Last time I spent time working on testing on Windows and refining documents. While I was trying to get it running on windows, I found the environment setting is really a problem. One solution is to write a script to automatically configure all the stuffs. In the following week I will try to fix #1 issue that is about NVD database.
Last week, I implemented multithread scanning with John's help. At first, I thought the logic was to create a function that instantiates a database everytime and close it finally, but that would also be too inefficient since it might take a long time to connect and disconnect the database if we let each thread call the function for each file. Instead, we could just use a queue to save all the files that will be scanned, and each thread just opens the database first and closes it only if there is no jobs to be done. We also don't need to take care of thread safety since the queue in Python is alread thread safe. Besides, I also added a flag to enable/disable the updating database so that users could save time to test or run the tool.
Compared with C, I think it is easier for Python to implement multithread/processing. For example, the communication between processes/threads are more various, in C we could only use signals, shared memory, pipe and message queue. In addition, in Python each thread we could call `join()`, which is like wait() in C. But in C the parent process is the only one who needs to call wait(), so in terms of coding, we have to implement parent and child processes individually.
The other thing that I learnt is about code coverage. Multithread is hard to debug because it is difficult for us to track every thread at the same time. With code coverage's help, we could see the report about which part of the code is not covered during the test, so we could find why it is not entered.

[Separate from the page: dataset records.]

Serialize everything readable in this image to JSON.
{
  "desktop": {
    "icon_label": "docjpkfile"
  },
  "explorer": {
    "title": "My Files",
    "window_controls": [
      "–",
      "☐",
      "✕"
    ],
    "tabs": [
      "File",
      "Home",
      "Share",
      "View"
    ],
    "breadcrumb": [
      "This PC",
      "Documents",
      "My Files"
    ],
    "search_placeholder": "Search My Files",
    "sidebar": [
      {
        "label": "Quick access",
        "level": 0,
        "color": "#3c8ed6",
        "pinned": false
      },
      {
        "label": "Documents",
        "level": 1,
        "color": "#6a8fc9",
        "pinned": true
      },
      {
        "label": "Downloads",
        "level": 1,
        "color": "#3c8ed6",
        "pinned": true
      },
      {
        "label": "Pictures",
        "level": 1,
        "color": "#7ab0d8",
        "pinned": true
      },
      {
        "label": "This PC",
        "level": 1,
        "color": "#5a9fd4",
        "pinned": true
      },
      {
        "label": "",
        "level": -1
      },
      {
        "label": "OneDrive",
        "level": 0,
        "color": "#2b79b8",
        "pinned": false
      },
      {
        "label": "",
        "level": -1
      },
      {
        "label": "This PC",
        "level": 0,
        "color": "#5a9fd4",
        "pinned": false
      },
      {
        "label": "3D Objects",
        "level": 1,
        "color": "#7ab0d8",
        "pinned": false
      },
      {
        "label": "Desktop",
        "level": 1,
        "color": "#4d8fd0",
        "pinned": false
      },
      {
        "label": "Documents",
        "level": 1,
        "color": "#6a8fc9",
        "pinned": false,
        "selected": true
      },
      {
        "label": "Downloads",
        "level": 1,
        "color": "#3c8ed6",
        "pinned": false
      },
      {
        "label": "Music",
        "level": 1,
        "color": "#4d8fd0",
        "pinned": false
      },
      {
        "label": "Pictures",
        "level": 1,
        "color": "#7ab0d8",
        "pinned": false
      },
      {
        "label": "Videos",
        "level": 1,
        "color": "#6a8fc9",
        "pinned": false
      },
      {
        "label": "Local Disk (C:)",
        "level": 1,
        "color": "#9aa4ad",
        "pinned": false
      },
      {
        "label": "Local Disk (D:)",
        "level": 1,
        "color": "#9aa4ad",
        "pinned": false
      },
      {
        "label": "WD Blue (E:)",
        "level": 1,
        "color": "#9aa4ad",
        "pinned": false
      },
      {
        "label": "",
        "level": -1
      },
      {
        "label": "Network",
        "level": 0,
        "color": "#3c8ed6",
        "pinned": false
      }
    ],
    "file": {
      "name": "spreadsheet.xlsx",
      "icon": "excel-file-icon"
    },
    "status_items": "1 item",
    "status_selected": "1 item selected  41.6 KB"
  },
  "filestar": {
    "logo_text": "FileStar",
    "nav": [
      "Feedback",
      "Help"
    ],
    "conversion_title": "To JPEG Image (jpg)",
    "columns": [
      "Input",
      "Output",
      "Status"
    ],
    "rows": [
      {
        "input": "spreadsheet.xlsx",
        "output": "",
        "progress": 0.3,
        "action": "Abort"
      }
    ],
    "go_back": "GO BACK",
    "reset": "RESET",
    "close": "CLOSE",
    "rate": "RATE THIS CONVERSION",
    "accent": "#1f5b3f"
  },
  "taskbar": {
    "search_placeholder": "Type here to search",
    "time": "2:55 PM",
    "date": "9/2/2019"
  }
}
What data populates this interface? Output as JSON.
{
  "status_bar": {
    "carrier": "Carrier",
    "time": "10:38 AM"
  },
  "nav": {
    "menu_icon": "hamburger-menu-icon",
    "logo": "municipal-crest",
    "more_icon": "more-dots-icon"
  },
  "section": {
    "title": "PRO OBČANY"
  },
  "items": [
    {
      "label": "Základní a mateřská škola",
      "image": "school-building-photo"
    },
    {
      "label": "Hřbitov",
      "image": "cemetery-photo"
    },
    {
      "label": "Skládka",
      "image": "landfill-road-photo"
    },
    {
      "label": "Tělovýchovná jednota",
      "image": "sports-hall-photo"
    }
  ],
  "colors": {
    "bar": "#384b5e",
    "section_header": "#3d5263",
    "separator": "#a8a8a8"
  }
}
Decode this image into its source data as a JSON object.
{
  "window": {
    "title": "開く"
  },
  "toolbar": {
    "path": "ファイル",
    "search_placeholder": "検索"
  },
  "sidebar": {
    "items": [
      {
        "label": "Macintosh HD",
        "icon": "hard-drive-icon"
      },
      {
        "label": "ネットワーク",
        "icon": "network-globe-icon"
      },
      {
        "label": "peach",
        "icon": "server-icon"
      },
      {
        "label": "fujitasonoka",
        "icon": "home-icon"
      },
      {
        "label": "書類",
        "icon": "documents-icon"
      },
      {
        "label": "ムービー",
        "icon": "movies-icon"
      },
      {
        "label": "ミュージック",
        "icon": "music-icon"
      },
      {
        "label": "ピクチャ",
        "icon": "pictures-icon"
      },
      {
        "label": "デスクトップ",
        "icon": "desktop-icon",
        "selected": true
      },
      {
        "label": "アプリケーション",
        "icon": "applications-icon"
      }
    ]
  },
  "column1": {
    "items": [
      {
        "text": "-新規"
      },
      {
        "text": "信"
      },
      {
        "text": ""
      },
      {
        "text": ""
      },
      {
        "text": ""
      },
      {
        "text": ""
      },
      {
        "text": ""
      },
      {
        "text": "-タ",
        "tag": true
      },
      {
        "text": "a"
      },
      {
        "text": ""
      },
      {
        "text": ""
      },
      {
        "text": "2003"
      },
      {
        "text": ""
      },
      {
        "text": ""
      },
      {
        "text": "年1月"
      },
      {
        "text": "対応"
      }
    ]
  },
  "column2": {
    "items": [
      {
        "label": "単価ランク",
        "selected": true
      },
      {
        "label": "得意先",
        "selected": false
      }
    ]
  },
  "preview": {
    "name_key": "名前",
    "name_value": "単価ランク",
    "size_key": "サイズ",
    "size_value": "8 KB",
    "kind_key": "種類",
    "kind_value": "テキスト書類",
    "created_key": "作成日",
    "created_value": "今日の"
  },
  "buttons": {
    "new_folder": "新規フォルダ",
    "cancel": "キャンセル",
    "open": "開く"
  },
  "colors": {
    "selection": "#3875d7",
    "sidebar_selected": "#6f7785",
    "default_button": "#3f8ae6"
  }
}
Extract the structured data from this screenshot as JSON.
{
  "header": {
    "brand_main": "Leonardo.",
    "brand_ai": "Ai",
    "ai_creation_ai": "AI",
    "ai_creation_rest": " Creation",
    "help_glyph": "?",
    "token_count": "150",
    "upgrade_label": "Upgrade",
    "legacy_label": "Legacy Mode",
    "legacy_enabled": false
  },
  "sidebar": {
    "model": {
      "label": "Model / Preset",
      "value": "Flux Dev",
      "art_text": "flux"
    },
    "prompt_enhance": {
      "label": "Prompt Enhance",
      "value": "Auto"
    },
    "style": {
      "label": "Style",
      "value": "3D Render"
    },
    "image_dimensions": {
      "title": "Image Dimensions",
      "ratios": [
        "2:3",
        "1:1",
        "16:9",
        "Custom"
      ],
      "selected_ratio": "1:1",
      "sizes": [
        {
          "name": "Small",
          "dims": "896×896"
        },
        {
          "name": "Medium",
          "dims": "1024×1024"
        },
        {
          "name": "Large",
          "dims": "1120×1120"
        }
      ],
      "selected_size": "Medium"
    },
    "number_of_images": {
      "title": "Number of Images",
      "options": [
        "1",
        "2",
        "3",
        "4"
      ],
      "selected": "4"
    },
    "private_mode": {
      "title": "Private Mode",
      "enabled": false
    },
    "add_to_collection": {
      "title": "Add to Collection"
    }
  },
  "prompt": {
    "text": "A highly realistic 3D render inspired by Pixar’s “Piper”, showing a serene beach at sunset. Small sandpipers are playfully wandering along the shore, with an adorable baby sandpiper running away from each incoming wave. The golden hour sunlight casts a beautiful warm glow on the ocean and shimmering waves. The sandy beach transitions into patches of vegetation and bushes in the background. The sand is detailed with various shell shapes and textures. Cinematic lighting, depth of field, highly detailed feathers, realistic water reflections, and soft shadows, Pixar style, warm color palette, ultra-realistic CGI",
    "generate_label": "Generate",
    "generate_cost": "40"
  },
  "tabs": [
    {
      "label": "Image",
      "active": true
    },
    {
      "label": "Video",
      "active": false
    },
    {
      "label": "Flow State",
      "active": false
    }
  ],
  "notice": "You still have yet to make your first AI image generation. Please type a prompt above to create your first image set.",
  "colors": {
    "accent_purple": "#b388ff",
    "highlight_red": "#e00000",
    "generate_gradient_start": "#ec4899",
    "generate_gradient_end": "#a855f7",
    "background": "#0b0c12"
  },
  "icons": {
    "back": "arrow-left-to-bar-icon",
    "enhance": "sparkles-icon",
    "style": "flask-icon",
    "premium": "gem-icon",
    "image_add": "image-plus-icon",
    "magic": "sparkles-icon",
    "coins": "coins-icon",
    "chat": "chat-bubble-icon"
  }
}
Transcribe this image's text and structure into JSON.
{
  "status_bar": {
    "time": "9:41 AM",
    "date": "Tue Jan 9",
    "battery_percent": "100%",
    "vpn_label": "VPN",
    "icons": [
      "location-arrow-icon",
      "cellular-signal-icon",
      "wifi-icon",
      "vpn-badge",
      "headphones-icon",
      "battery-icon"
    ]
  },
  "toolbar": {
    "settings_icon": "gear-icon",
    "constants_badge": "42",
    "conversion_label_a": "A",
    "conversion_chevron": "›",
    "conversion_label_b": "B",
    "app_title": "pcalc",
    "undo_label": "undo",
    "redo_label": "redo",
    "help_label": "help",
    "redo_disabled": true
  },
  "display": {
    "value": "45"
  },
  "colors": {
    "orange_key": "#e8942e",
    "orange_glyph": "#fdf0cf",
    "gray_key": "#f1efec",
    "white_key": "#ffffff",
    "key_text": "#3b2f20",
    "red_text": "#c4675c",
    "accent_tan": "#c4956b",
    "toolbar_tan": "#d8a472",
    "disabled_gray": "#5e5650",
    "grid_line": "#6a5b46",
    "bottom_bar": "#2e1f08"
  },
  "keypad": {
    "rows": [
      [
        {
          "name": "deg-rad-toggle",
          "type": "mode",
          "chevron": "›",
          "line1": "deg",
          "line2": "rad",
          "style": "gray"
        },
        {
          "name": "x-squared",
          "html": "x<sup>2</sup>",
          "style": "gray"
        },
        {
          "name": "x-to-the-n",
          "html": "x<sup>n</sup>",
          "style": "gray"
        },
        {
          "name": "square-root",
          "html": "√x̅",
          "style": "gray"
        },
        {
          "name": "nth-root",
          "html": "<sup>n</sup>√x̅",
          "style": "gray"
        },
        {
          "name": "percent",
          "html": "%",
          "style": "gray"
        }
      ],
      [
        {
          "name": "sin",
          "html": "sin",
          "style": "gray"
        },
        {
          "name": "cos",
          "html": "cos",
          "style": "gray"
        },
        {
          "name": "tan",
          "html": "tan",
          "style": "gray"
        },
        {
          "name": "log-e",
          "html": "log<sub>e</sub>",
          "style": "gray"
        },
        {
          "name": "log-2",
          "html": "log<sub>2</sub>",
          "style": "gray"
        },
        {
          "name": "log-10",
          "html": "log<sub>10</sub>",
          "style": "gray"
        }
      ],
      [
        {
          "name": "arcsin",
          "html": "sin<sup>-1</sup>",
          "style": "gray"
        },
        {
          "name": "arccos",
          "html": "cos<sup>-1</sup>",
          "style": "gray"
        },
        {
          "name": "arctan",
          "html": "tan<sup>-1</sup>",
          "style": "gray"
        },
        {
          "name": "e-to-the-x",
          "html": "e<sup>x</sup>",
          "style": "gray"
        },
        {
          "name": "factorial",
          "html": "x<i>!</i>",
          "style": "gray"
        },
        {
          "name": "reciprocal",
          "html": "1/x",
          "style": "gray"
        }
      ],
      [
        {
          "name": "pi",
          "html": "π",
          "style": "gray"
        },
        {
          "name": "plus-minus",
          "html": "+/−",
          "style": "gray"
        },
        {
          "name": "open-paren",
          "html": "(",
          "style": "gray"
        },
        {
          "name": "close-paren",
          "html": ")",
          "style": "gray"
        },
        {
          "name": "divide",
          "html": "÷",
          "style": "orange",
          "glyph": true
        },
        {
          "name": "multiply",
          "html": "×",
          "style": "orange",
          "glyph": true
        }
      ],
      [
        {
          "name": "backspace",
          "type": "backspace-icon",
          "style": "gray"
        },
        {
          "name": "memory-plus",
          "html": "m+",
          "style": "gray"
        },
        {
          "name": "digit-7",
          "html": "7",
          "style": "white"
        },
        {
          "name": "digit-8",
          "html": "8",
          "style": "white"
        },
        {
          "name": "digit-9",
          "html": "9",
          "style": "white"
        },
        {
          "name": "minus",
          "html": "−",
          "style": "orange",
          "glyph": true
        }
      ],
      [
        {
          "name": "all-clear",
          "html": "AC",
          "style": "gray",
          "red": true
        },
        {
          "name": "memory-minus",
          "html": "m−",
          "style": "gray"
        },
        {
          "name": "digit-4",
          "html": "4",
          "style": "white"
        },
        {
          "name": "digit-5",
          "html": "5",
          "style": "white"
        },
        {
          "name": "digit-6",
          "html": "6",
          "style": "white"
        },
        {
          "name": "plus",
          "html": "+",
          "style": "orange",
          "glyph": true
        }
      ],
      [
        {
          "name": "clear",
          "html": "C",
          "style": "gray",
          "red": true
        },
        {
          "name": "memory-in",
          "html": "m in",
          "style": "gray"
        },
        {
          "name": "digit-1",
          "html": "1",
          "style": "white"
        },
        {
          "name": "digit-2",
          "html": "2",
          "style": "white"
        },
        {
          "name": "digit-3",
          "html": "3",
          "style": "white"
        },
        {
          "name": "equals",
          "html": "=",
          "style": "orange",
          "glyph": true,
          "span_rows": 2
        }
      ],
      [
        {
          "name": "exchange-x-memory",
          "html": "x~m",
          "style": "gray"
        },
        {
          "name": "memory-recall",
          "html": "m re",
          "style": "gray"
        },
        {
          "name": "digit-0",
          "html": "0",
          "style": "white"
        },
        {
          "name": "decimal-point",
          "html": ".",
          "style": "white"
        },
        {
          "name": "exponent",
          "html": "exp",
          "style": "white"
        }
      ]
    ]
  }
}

After doing some traceback of the program, I found that when running multithread scanning, each thread instantiates a nvd object
NVDSQLite, while in
nvd.get_cvelist_if_stale() the object tries to call
init_database() regardless of the database situation, and in line 131 of
NVDAutoUpdate.py, it will execute the
CREATE TABLE IF NOT EXISTS. Since this is not thread-safe, the database might be locked.
Therefore, there might be a logical incorrection in previous code, which is posted in issue #177. I think in getting cves we don't need to check database status since we have already checked it before, if not we could manually checked the status first and then try to get cve, therefore, we only need to make a cursor and connect to the database. So I will fix that first and then test mutithread mode.
Actually I don't think sqlite3 is a good fit with multithread since in python's official document it says "Older SQLite versions had issues with sharing connections between threads. That’s why the Python module disallows sharing connections and cursors between threads. If you still try to do so, you will get an exception at runtime."
This week I'm working on implementing mutithread extracting and scaning. So far the extracting works. From this week I acquired how does multithread pool work in Python. The pool has a method called `map`, which is basically same as `map` in Python: taking a function and an iterable as input, apply the function to the iterable in a multithread way. For extracting, this is easy to implement because we don't need to worry about thread-safe issue. However, for scanning, this could be a problem. We know that multiprocessing in operating system is really hard because we need to keep all processes/threads synchronized by using locks/mutex/semaphore. At first I thought this is okay because in scanning function we are supposed to just run mutiple queries at the same time, so we don't need lock.
But acutally this becomes a problem. I will explain later.
Another problem is the difference of pool.map() between python2 and python3. In python3, pool is supported as a context manager, thus we could use something like "*pool.map()", while this is invalid in python2. So we had to go back to use try/finally or the pool will not terminate correctly.